Mais malgré une performance remarquée, incluant une chorégraphie devant la Tour Eiffel (14 millions de vues), Tyler Downs termine au pied du podium. Car c’est une valeur sûre de la délégation américaine qui obtient la médaille de bronze : Simone Biles. Une quasi-contre-performance pour « la » star de la gymnastique américaine et des réseaux sociaux, qui a pourtant réussi une prestation notable en devenant l’épicentre d’un débat sur l’un des sujets favoris des internautes français : les pains au chocolat. Intimée d’en goûter « un vrai » après s’être filmée en train de dévorer leur version industrielle, elle a fini par s’en faire livrer depuis chez le boulanger par sa coach française, Cécile Canqueteau-Landi.

De quoi éliminer les autres athlètes qui ont tenté de jouer sur la gastronomie tricolore pour s’imposer sur les réseaux sociaux. Comme son compatriote Erik Shoji, joueur de volley-ball reconverti en critique culinaire du village olympique. Ou le nageur norvégien Henrik Christiansen et sa passion contagieuse pour les « muffins du CROUS » : malgré son humour incontestable, il n’a pas été autorisé à concourir dans cette catégorie en individuel, car imité par d’autres athlètes.

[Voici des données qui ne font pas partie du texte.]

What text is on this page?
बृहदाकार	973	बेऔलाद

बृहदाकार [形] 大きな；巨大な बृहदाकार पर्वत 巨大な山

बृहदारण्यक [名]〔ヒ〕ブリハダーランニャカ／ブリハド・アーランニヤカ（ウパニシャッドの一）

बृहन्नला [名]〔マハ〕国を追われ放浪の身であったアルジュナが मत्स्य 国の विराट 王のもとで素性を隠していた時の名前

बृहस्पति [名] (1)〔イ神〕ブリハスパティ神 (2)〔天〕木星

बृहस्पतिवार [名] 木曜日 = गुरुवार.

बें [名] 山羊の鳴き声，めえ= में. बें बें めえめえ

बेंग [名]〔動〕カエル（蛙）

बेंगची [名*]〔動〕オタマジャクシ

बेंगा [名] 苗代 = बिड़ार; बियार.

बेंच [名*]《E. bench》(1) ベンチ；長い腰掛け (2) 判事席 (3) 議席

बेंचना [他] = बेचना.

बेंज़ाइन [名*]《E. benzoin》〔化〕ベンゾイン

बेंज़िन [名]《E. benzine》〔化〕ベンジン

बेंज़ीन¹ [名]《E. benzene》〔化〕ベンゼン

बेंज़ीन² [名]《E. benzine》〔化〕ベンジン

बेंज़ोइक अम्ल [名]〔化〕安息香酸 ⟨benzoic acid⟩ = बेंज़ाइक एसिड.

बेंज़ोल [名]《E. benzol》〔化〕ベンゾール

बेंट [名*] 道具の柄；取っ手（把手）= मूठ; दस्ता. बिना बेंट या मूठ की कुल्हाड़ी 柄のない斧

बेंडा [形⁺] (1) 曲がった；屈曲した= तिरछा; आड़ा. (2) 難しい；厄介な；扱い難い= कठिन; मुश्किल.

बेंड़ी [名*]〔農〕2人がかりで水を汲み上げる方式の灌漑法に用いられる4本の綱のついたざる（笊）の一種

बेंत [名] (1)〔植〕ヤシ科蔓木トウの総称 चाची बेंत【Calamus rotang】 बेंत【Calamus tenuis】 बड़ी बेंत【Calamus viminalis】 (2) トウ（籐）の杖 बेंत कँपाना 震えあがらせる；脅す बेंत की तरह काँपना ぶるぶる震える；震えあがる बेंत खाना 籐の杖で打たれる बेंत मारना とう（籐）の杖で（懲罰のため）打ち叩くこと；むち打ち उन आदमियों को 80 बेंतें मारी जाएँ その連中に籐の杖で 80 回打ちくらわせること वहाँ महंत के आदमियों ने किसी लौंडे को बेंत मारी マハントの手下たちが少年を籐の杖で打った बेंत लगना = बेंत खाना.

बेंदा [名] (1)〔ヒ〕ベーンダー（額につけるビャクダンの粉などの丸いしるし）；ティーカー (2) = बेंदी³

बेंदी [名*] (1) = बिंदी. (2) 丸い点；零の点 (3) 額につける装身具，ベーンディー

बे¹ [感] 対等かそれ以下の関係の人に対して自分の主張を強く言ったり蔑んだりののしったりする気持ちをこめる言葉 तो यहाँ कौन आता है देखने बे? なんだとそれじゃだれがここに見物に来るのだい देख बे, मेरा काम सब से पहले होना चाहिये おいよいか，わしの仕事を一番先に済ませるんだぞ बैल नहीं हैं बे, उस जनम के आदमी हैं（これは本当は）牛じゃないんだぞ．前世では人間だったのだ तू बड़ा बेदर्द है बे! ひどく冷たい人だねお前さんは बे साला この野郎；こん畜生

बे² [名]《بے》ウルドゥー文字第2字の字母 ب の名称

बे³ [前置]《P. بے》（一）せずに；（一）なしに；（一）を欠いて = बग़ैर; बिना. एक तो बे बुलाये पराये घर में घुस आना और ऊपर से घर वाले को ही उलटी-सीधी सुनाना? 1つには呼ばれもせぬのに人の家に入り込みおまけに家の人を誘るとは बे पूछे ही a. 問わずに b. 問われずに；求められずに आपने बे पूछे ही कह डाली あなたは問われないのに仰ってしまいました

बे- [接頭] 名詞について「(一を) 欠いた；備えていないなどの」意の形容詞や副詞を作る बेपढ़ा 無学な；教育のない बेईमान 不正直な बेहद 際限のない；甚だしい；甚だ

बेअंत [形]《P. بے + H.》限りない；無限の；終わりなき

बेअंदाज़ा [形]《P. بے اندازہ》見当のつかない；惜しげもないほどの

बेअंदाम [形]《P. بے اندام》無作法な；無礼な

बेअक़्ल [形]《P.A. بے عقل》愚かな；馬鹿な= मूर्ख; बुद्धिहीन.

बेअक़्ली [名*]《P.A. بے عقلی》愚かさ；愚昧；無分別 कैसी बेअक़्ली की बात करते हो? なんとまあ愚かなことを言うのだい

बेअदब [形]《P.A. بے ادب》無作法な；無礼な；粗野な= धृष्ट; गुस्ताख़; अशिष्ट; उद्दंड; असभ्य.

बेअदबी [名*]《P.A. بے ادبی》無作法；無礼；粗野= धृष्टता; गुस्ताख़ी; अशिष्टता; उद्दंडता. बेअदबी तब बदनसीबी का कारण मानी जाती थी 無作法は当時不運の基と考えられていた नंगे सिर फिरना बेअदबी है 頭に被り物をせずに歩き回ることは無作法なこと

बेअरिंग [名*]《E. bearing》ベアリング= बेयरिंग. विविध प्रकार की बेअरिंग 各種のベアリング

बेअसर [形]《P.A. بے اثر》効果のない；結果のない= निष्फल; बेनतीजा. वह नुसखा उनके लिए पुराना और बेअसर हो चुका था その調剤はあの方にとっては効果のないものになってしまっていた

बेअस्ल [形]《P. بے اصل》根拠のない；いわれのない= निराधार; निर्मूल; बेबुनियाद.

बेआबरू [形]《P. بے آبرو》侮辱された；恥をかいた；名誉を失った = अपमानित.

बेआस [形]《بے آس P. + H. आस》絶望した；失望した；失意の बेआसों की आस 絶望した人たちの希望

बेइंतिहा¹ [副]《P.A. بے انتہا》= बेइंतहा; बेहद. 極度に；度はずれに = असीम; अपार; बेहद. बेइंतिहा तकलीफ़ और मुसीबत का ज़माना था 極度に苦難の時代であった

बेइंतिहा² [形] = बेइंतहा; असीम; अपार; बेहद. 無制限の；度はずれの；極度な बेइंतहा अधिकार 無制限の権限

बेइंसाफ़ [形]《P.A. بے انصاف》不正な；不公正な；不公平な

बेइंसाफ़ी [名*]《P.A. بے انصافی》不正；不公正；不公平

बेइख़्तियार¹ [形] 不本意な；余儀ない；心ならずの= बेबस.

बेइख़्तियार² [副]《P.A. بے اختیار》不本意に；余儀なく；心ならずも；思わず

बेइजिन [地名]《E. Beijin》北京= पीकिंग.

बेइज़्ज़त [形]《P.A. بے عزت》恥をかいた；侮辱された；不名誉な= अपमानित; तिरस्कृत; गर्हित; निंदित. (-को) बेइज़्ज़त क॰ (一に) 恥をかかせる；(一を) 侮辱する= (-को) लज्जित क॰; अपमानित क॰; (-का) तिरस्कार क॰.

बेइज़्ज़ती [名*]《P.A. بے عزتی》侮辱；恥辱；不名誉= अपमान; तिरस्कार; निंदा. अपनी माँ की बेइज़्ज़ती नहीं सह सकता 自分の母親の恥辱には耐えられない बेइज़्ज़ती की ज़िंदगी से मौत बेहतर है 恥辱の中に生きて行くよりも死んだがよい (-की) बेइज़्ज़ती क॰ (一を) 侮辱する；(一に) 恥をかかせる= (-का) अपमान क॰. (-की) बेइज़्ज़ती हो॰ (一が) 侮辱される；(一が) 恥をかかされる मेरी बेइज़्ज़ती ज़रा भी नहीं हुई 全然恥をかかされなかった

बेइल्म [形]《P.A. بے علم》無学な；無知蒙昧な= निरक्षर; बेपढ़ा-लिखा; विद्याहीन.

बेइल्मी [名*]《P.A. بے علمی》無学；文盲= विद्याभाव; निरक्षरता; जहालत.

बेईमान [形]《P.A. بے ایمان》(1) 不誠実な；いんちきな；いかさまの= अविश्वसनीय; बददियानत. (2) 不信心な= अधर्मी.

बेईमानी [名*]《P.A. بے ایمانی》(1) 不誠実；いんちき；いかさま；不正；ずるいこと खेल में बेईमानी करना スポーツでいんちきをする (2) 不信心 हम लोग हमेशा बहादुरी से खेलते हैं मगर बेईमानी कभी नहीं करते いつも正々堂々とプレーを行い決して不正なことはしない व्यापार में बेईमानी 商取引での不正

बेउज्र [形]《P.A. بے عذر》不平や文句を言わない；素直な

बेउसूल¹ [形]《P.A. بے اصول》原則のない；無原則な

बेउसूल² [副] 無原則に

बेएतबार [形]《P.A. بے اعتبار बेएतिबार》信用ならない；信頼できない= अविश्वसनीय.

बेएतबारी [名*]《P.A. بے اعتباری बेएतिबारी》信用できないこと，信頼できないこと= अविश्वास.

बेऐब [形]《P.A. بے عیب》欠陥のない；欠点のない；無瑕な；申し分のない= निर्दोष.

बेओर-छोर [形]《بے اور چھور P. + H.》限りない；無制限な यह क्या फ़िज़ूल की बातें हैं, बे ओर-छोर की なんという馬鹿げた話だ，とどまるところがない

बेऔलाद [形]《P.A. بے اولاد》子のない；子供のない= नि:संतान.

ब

Côté argent, c’est un athlète sud-africain qui prive les Etats-Unis d’un grand chelem : la deuxième place du podium est attribuée à Vincent Leygonie, qui signe une très belle performance pour ses premiers JO. Le champion de BMX a réussi son entrée dans la compétition avec une vidéo aussi simple et directe que stupide, dans la droite ligne de la culture de l’émission de télé-réalité « Jackass », qui a imprégné toute la culture du BMX et du skateboard : un test à vélo des lits en carton recyclé du village olympique, qui lui a valu selon ses dires de quasiment passer par la fenêtre. Avec cette idée toute bête, il coiffe sur le poteau les dizaines d’athlètes qui ont publié des critiques plus classiques du matériel fourni aux compétiteurs.

Mais il aurait fallu plus, beaucoup plus, pour terrasser l’athlète qui s’est imposée haut la main sur les réseaux sociaux, après avoir empoché le bronze au rugby à sept : l’Américaine Ilona Maher, qui remporte l’or grâce à un doublé magistral. Déjà remarquée pour son aisance en ligne aux JO de Tokyo, la rugbywoman a enchaîné des vidéos réussies parodiant le village olympique sous les traits d’une émission de téléréalité, après avoir réalisé un carton grâce à une publication drôle et franche dans laquelle elle répondait à un internaute qui se moquait de son indice de masse corporelle (1,8 million de likes sur Instagram et TikTok).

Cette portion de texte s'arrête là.